Here are five fun facts about these fine vessels, courtesy of Click&Boat.
They go back a millenium
The modern catamaran seems like a state-of-the-art spacecraft, incorporating the latest of boating technology, but the idea itself goes back in time. It was Polynesian explorers who first used vessels ressembling modern catamarans more than a thousand years ago to roam the Pacific Ocean. Their floating ability and speed impressed William Dampier, an English pirate and navigator who was the first one who circumnavigated the globe thrice. During his travels in the Pacific Ocean he visited Tamil Nadu in India where he observed the locals sailing on a vessel he had never seen before. Dampier imported the design to Europe in the late 17th century, but it took another two centruries for the design to be turned into a boat with sails and masts by Nathanael Herreshoff, the designer who built the first catamaran of the modern era.

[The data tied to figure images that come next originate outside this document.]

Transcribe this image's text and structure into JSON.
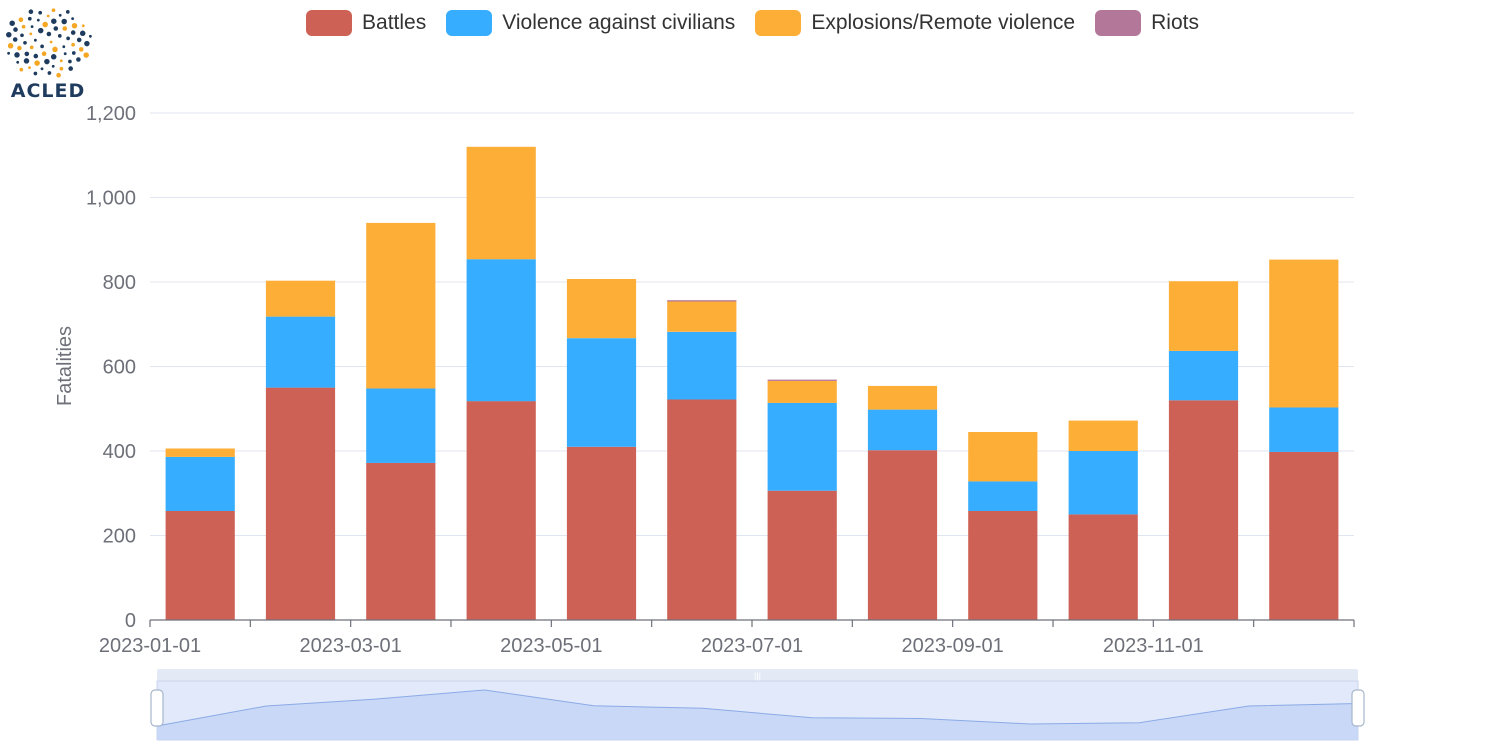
{
  "logo": {
    "text": "ACLED"
  },
  "chart_data": {
    "type": "bar",
    "stacked": true,
    "categories": [
      "2023-01-01",
      "2023-02-01",
      "2023-03-01",
      "2023-04-01",
      "2023-05-01",
      "2023-06-01",
      "2023-07-01",
      "2023-08-01",
      "2023-09-01",
      "2023-10-01",
      "2023-11-01",
      "2023-12-01"
    ],
    "x_tick_labels": [
      "2023-01-01",
      "2023-03-01",
      "2023-05-01",
      "2023-07-01",
      "2023-09-01",
      "2023-11-01"
    ],
    "series": [
      {
        "name": "Battles",
        "color": "#cd6155",
        "values": [
          258,
          550,
          372,
          518,
          410,
          522,
          306,
          402,
          258,
          250,
          520,
          398
        ]
      },
      {
        "name": "Violence against civilians",
        "color": "#36adff",
        "values": [
          128,
          168,
          176,
          336,
          257,
          160,
          208,
          96,
          70,
          150,
          117,
          105
        ]
      },
      {
        "name": "Explosions/Remote violence",
        "color": "#fdae37",
        "values": [
          20,
          85,
          392,
          266,
          140,
          72,
          52,
          56,
          117,
          72,
          165,
          350
        ]
      },
      {
        "name": "Riots",
        "color": "#b3779a",
        "values": [
          0,
          0,
          0,
          0,
          0,
          3,
          3,
          0,
          0,
          0,
          0,
          0
        ]
      }
    ],
    "ylabel": "Fatalities",
    "ylim": [
      0,
      1200
    ],
    "y_ticks": [
      0,
      200,
      400,
      600,
      800,
      1000,
      1200
    ],
    "y_tick_labels": [
      "0",
      "200",
      "400",
      "600",
      "800",
      "1,000",
      "1,200"
    ],
    "grid": true,
    "legend_position": "top-center",
    "data_zoom_slider": true
  }
}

The come in all sizes and shapes
Catamarans are exceptional for their variety in size and shape. The biggest catamaran that has ever been built is the Hemisphere Superyacht, measuring no less than 44 metres in length – it even has its own jacuzzi and trampoline. It can take up to 10 crewmembers and 12 passengers. The record might be soon broken by a catamaran taking up to 220 passengers, roaming Loch Ness in search of Nessie, the lake’s famous monster! As for the smallest ones, inflatable catamarans measuring less than 10 meters probably win the prize.
They are fast and furious
Speed is one of the main advantages of sailing on a catamaran, particularly for those who set off for an island-hopping trip with a catamaran charter. Due to their design that allows them to sail closer to the water, catamarans are stabler and faster than most monohulls, particularly sailboats. A smaller proportion of the vessel sits in the water, which reduces the drag. They are also safer and less likely to capsize, as the the extra width protects them from big waves and choppy waters.

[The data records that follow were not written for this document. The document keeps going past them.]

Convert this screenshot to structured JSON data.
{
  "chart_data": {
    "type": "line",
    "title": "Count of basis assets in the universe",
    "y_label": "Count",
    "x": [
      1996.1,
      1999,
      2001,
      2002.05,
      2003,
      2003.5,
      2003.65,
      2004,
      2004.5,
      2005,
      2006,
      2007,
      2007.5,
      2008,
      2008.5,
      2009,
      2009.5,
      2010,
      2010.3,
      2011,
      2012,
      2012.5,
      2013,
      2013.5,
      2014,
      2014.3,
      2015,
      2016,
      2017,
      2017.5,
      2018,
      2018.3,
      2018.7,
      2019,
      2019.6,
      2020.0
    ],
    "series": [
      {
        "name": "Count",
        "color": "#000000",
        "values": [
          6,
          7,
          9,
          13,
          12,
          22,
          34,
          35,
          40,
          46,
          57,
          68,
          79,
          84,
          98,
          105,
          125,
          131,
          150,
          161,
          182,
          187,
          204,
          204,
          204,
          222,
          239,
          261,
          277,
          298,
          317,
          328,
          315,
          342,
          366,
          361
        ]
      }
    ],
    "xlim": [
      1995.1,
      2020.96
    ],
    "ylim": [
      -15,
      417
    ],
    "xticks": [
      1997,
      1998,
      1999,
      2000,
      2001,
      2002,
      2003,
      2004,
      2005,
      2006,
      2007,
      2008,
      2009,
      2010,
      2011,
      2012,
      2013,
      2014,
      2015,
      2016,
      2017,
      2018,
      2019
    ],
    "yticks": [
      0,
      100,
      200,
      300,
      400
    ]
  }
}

Docking a catamaran can be a pain if you don’t plan ahead
Due to their idiosyncratic design, catamarans in many cases take up double or more the docking space needed for a monohull vessel. This is why finding an docking spot in a crowded marina can be more difficult and pricey, particularly in busy ports such as Monaco, Nice or Dubrovnik in the summer. This means that you need to plan ahead and book a place with an app such as Dockwa, SlipFiner or Snag-A-Slip.
A catamaran charter is ideal for an island-hopping trip
Some seas are more suitable for a catamaran charter than others. In Europe for example many boating enthusiasts opt for a catamaran charter in Croatia or Greece where island-hopping is an essential part of the sailing experience. When you sail in the Adriatic or the Aegean Sea you need a combination of speed and comfort, and which type of vessel offers that other than a spacious, modern catamaran?